Aber: "Wer permanent nur diese Perfektion sucht, der steht in Gefahr gnadenlos zu werden. Zuallererst mit sich selbst! Dann aber auch mit seinen Mitmenschen: Was ich mir selbst nicht zubillige, kann ich anderen nicht gewähren." Des produziere eigene und fremde Ängste und die permanente Frage danach, ob man denn genüge. Luthers Erkenntnis vom gnädigen Gott befreie den Menschen von der permanenten Selbstbezogenheit und ermögliche ihm, sich der Welt zuzuwenden. Der Zuspruch, "dass wir gewollt sind auf dieser Erde. Von vorneherein geliebt. Dass wir akzeptiert sind. Dass wir Fehler machen dürfen", lasse den Menschen ausziehe aus seinen Ängsten und absehen von der dauernden Selbstbespiegelung. Protestanten könnten dies durch eine Haltung von Respekt und Toleranz, Zuneigung und Wohlwollen vermitteln.

Gisela Bornowski: Gott hält viel von uns

Auch Regionalbischöfin Gisela Bornowski betonte in ihrer Reformationstagspredigt in der Stiftskirche Feuchtwangen die bahnbrechende Erkenntnis der Rechtfertigungslehre. Glaube sei keine saure anstrengende Angelegenheit, sondern "eine Haltung offenen, unbedingten Vertrauens, dass Gott mich liebt, und ich nichts leisten kann und muss, um mir diese Liebe zu verdienen". Des bedeute allerdings nicht, dass das Menschliche Tun keine Rolle spiele. "Gott ist alles, und wir sind ihm alles!

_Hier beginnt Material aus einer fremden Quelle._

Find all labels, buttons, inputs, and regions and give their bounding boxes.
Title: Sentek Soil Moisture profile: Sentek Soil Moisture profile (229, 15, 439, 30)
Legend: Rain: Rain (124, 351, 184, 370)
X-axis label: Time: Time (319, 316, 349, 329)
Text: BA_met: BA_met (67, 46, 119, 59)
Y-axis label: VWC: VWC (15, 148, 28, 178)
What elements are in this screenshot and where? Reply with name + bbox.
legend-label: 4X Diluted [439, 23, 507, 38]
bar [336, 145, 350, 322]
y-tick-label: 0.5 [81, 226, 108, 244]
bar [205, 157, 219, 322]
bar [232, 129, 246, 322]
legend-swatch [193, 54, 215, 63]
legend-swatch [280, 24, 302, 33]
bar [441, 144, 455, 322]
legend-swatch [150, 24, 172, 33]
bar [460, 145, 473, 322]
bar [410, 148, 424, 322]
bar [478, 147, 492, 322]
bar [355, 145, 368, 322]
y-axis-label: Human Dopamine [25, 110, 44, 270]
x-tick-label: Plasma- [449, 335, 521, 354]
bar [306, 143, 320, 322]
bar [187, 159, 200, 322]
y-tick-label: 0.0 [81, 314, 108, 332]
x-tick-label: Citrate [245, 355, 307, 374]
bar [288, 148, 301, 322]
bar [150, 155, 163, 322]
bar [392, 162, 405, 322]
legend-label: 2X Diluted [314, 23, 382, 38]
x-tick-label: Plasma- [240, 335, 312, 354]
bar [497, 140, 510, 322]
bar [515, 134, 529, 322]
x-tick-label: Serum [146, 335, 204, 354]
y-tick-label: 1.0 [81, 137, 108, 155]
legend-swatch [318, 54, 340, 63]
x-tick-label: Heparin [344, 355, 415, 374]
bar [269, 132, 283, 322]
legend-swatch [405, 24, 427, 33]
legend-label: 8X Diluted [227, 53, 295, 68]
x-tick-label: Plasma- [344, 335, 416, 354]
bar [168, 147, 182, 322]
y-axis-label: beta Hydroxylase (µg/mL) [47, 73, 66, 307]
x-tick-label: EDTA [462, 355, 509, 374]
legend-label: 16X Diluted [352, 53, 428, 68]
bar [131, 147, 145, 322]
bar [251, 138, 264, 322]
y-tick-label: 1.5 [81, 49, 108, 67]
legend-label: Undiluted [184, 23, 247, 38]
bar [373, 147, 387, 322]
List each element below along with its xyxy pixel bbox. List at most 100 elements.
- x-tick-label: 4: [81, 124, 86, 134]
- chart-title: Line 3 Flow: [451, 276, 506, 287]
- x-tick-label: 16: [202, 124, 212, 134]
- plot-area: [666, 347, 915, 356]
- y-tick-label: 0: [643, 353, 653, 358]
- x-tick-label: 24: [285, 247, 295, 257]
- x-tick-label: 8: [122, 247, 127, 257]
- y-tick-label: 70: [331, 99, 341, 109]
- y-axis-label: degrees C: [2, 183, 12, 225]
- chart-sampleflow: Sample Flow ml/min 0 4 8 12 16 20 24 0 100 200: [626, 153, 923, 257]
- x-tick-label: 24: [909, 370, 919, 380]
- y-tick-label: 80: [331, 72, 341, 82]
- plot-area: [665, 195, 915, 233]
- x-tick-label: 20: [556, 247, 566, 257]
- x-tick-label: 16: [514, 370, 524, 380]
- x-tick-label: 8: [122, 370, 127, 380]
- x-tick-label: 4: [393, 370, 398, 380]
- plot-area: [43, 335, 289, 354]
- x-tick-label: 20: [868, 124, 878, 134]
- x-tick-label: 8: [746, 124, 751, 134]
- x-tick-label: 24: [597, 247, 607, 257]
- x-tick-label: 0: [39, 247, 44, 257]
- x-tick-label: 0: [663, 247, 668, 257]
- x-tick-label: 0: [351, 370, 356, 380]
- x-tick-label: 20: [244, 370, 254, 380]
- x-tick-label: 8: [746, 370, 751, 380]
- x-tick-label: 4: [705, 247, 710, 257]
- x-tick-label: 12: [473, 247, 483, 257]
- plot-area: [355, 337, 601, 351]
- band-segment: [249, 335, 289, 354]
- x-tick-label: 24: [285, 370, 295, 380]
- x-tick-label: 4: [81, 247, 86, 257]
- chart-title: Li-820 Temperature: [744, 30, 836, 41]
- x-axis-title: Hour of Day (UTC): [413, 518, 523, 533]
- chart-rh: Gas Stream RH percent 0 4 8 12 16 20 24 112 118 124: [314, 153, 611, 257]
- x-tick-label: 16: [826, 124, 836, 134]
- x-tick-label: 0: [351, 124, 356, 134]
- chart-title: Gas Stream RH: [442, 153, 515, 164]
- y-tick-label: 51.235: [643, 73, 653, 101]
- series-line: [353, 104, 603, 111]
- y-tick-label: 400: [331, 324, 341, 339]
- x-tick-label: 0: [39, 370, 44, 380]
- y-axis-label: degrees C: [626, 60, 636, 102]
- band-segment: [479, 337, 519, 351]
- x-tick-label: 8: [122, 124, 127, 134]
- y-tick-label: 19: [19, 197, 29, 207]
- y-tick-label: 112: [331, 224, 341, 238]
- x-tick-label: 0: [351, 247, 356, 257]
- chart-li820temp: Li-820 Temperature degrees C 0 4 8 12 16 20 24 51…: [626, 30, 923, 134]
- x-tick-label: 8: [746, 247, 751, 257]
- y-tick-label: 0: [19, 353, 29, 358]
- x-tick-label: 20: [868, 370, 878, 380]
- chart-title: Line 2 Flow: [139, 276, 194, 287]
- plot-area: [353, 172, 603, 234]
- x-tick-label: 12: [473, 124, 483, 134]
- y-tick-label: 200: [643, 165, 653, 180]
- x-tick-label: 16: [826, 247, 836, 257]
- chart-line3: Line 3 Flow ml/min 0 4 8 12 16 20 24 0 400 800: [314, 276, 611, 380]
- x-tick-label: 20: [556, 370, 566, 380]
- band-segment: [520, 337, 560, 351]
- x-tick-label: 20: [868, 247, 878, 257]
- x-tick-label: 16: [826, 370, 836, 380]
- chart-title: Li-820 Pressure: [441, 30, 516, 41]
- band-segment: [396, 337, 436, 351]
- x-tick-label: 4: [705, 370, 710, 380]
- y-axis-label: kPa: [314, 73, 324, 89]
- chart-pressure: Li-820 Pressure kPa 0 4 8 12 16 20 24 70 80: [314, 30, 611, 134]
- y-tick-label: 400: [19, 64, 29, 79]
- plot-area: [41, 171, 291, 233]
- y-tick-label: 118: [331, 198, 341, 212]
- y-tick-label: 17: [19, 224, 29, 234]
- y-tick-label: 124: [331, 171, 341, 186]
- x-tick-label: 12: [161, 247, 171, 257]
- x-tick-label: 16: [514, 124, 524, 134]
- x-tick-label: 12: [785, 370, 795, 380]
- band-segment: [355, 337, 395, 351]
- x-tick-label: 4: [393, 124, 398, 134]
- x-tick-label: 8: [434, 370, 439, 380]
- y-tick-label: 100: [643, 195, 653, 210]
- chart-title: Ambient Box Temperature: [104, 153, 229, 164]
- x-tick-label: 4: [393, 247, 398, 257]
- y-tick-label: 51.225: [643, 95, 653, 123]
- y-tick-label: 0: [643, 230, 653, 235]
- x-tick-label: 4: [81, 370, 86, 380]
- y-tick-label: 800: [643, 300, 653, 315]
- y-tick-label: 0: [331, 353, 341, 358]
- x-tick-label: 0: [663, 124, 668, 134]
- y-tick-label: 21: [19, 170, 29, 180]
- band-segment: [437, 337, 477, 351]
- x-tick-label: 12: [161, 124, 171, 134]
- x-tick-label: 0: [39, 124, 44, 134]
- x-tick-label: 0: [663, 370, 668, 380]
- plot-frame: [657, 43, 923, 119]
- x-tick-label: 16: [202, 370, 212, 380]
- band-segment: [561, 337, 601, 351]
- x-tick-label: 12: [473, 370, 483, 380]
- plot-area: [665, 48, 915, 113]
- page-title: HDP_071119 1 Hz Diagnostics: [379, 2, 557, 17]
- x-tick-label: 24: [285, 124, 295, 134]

Wir sind ihm unendlich viel wert! Und auch das, was wir tun, ist ihm viel wert! So baut Gott sein Reich unter uns. Er braucht uns mit unseren Gaben und Kräften, um seine Liebe in die Welt zu bringen, um gerechte Verhältnisse zu schaffen, um Frieden zu stiften und Hoffnung zu verbreiten. Gott weiß unsere Mühen und unser Tun zu schätzen. Er schätzt uns. Er hält viel von uns. Er traut uns viel zu!"

Dennoch könne sich mit eigenem Tun niemand den Himmel verdienen. Die heutigen Menschen fragten meist nicht nach einem gnädigen Gott, sondern: "Wie kriege ich mein Leben so hin, dass es mir gelingt?" In alle Fremd- und Selbstansprüche hinein spreche Gott: Du bist mir recht, weil ich dich liebe! Auch wenn du es nicht allen recht machen kannst! Und deshalb darfst du dich selber auch lieben! Sei dir selber gut! Sieh dich freundlich an!" Das Reformationsjubiläum solle kein Lutherfest sein, sondern ein Christusfest, das alle Christen zusammen feiern können, forderte Bornowski. "Alle Christen sollen Christus bekennen als Herrn und Heiland. Er hat Gottes bedingungslose Liebe gezeigt und offenbart. Er will, dass wir diese Liebe fröhlich und heiter, in Freiheit und ohne Angst, mit Begeisterung und Hingabe in die Welt tragen."